So I want to know, is there a. Play at distributing the ball such that the thing is actually stable. So it doesn't keep on changing each time. And this is actually a really powerful piece of maths called it's finding the eigenvalue of a matrix. So actually and this is at the heart of many things like quantum physics, it's about eigenvalues. So we want to know, is there a way of distributing those balls such that when we redistribute, they don't change ever.
And in this case, actually, we distributed them with 2/5 to website, a 2/5 to website C and a fifth to website B, then this distribution would actually stabilise. And so this is actually how Google works. It looks for the way that the websites are linked together and then what's the waiting to give to each website? So should when I do this redistributing, I don't actually get any change. So this is amazing thing. Eigenvalues of matrices basically are the heart of how Google works.
So if we change that and I put a 0.4, 0.4, so let's change that. So yeah, so we've got a distribution of 2/5 to face and one fifth, if we ran the websites again and did the little algorithm we did here, we'd see that the thing would stabilise. And those are the values, the ranks that are given to each particular website. Okay, just give our websites a round of applause. So. Thank you.
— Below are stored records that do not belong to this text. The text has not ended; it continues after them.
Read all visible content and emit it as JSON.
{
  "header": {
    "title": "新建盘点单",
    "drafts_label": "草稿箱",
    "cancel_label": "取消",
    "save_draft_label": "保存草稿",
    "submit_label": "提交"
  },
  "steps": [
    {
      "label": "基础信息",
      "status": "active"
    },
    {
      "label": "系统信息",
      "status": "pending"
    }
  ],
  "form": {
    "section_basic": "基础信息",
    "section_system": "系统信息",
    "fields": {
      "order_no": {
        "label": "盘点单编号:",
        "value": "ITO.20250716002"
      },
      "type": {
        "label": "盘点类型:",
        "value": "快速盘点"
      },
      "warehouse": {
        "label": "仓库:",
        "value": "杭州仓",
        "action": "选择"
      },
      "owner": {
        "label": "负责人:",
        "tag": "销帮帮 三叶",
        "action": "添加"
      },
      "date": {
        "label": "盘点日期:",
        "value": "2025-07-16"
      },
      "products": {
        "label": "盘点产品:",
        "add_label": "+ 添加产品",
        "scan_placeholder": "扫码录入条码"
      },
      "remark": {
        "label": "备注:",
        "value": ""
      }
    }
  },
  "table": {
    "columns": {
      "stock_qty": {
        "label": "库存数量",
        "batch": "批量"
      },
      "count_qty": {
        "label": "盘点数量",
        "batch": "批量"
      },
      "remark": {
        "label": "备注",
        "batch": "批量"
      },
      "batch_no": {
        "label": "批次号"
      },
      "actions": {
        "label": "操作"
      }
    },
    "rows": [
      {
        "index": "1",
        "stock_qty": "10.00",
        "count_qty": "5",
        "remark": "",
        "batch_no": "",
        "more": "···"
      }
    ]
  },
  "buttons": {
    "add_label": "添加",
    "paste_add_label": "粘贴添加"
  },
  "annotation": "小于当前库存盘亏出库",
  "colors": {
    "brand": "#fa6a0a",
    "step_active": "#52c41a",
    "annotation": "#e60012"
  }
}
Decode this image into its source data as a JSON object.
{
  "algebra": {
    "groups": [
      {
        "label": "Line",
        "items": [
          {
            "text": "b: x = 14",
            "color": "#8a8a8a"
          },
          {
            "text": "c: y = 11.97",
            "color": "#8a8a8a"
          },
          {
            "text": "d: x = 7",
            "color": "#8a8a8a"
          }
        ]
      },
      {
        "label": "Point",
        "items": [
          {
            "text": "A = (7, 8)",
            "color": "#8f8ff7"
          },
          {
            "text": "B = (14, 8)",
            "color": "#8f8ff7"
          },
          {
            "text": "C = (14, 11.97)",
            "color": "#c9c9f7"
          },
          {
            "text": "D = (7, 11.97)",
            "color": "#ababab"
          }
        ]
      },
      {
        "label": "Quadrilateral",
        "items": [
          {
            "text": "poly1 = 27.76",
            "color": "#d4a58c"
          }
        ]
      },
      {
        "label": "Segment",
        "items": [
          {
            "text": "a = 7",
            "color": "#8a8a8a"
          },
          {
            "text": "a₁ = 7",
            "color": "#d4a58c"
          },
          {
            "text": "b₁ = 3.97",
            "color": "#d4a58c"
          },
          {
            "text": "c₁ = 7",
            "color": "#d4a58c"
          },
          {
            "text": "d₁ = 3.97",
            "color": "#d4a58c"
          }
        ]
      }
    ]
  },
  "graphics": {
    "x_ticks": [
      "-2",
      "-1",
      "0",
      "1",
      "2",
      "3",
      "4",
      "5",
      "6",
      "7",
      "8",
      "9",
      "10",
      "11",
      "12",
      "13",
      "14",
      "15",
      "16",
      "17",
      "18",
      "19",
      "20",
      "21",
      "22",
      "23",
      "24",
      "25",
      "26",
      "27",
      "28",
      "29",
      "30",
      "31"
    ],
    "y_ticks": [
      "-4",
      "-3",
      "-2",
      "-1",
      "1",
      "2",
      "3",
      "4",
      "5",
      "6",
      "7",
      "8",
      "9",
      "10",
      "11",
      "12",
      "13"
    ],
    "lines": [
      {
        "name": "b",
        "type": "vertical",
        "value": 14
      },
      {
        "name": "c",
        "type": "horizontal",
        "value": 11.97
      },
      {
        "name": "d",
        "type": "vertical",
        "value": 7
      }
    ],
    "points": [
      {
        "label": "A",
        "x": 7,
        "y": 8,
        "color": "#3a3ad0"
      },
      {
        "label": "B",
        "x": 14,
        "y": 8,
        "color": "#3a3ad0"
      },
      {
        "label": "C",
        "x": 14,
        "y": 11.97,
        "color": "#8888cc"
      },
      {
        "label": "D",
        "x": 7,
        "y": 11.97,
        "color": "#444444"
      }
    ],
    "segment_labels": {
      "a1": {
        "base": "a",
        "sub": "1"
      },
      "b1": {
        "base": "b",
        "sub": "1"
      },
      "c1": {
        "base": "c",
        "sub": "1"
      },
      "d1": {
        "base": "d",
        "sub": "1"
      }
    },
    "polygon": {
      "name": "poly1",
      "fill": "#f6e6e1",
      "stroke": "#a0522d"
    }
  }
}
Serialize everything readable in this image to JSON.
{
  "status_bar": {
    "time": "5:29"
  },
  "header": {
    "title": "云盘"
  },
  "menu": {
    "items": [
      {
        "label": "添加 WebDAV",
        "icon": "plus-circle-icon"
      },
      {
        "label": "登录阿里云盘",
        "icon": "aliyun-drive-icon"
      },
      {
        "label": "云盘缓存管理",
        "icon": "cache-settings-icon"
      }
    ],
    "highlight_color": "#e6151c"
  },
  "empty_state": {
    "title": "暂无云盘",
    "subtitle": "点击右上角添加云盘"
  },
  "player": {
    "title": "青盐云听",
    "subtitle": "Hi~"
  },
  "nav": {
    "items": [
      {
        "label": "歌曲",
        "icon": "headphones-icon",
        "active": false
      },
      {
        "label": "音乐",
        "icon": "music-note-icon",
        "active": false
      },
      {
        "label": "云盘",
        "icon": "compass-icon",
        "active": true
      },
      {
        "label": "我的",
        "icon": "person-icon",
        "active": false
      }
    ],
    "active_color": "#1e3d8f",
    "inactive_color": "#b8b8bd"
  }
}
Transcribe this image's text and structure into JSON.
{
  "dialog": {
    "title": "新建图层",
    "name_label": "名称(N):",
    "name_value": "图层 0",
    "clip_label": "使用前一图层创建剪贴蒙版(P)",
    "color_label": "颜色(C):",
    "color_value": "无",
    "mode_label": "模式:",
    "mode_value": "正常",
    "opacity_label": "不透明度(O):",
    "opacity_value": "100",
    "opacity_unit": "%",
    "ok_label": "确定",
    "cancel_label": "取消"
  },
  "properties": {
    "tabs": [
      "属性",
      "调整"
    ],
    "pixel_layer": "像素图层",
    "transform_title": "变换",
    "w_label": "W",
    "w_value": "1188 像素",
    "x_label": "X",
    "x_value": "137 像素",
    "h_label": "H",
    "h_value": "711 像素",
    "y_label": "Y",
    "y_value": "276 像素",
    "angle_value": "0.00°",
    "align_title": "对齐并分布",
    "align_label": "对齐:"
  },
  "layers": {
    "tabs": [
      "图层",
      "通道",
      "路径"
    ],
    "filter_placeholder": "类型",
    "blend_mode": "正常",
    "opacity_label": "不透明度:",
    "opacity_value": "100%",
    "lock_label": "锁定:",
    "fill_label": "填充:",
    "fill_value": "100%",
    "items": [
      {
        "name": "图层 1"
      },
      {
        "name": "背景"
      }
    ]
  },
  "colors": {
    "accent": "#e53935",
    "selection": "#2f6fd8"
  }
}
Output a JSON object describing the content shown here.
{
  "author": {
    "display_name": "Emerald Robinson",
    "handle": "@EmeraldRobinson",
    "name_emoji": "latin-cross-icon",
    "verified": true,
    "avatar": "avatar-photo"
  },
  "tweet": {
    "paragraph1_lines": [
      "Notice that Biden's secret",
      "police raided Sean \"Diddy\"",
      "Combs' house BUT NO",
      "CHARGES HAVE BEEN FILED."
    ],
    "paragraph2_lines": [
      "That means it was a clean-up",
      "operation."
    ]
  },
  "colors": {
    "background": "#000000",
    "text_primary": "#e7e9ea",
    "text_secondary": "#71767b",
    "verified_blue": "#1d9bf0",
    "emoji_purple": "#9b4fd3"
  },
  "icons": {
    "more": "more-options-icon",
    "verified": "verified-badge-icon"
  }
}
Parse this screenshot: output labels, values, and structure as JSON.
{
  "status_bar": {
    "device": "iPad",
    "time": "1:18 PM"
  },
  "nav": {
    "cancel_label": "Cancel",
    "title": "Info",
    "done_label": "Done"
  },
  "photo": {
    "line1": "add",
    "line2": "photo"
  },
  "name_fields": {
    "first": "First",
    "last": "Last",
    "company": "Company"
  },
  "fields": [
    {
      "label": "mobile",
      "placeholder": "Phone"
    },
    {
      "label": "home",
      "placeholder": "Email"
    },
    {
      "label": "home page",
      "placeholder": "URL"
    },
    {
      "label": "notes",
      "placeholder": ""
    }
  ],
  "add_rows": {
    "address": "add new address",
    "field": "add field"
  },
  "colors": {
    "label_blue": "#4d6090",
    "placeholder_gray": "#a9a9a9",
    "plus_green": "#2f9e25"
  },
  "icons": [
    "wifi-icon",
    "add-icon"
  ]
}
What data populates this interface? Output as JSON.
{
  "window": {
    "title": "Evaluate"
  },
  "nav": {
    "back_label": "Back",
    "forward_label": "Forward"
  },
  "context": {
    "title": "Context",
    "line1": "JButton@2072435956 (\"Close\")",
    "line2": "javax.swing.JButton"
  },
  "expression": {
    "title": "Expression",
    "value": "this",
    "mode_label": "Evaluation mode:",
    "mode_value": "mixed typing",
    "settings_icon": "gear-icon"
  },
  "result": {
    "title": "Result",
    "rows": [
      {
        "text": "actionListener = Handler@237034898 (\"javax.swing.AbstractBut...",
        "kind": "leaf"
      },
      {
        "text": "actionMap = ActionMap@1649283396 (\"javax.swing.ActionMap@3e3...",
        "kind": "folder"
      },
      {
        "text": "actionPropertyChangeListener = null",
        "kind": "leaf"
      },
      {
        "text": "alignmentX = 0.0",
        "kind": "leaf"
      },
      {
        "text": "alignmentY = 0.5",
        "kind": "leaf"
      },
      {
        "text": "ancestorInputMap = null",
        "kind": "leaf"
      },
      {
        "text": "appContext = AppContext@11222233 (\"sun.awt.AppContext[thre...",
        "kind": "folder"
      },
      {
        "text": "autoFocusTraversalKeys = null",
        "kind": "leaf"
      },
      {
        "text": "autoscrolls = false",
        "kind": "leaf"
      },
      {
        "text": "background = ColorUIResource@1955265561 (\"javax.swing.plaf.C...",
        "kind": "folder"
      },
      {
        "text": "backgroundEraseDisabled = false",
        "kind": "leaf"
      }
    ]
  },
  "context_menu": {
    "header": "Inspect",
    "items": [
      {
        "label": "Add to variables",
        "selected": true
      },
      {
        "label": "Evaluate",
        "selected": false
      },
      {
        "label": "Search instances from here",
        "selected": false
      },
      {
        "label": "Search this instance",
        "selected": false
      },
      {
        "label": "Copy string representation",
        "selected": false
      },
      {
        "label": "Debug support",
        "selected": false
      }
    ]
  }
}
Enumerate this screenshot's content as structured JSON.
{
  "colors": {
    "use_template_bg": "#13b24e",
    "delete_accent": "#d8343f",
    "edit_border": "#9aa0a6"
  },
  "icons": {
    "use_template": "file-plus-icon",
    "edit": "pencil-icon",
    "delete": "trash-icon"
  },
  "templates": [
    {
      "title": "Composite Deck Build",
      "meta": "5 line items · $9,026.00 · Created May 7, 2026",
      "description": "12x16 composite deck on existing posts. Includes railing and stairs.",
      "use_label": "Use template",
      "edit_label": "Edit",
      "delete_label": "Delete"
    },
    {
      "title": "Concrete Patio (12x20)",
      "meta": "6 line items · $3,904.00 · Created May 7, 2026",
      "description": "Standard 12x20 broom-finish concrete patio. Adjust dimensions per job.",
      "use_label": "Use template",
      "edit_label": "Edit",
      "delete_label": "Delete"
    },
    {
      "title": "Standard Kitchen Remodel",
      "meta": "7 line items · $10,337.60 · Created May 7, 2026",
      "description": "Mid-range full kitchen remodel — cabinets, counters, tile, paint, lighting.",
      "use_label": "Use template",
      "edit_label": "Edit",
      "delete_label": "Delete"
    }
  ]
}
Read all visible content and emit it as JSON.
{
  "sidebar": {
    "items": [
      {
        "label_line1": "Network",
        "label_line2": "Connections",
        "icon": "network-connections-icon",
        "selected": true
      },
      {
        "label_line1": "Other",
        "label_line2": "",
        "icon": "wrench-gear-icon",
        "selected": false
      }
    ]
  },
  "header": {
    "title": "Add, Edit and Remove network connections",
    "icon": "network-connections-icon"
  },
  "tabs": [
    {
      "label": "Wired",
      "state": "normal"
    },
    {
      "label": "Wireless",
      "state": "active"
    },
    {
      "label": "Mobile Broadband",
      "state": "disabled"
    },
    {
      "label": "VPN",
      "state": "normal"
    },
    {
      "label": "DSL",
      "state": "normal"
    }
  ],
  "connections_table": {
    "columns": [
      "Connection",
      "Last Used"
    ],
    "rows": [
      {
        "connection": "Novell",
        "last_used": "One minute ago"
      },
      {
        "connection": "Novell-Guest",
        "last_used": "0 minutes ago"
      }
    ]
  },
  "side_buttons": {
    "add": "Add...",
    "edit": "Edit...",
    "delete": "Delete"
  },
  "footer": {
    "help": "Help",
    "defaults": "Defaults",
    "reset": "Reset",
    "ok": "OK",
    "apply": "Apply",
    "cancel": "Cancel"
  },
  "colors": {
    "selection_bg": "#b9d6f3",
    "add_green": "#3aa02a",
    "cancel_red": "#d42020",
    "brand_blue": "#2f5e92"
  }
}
Oh, you can leave that. So the interesting thing is it's your intuition that to see was actually the most powerful because it seems to be being linked to by both the other websites. But actually both C and A are equally valued with this particular ranking. And it's quite I get asked actually quite a lot by advertisers now in advertising companies used to be overrun by people doing English literature because they wanted good copy and sort of.
But now advertising firms are full of mathematicians who are trying to reverse engineer the Google algorithm because they basically want to put their product right at the top of the ranking. And so, you know, this is pretty public, but actually the real mechanics of Google, there's a lot of hidden things because they don't want people kind of reverse engineering it and finding a way to get their website at the top one way. The other thing I get a lot of approaches is will you link your website?
Here are the Maths Institute to my website because actually some of the places with the highest page rank across the world are universities. So Oxford University has one of the highest PageRank because a lot of you know, we have a lot of value, a lot of people are linking to us and it boosts our page rank. So if I then link to somebody else, I'm giving them a lot of these boards and a lot of value.
So so it's interesting that, you know, of course, the more I do that, the more I'll I'll sort of water down the particular value. But it's interesting that people are coming to me because I have powerful page rank because of my place at this university, and that will actually boost their page rank as well. So this, of course, was discovered by these two geeky mathematicians, Page and Brin, in their in their garage in the West Coast of America.
And just using this simple tool of eigenvalues, of matrices, they've been able to make their their billions, basically. So I think it's a wonderful example of pure maths. Eigenvalues were considered rather pure. And I think the the idea of the dark side and light side, you know, this is really disappearing. The amount of pure mathematics that are now popping up in sort of an applied area kind of area like this really shows there's really no difference between us.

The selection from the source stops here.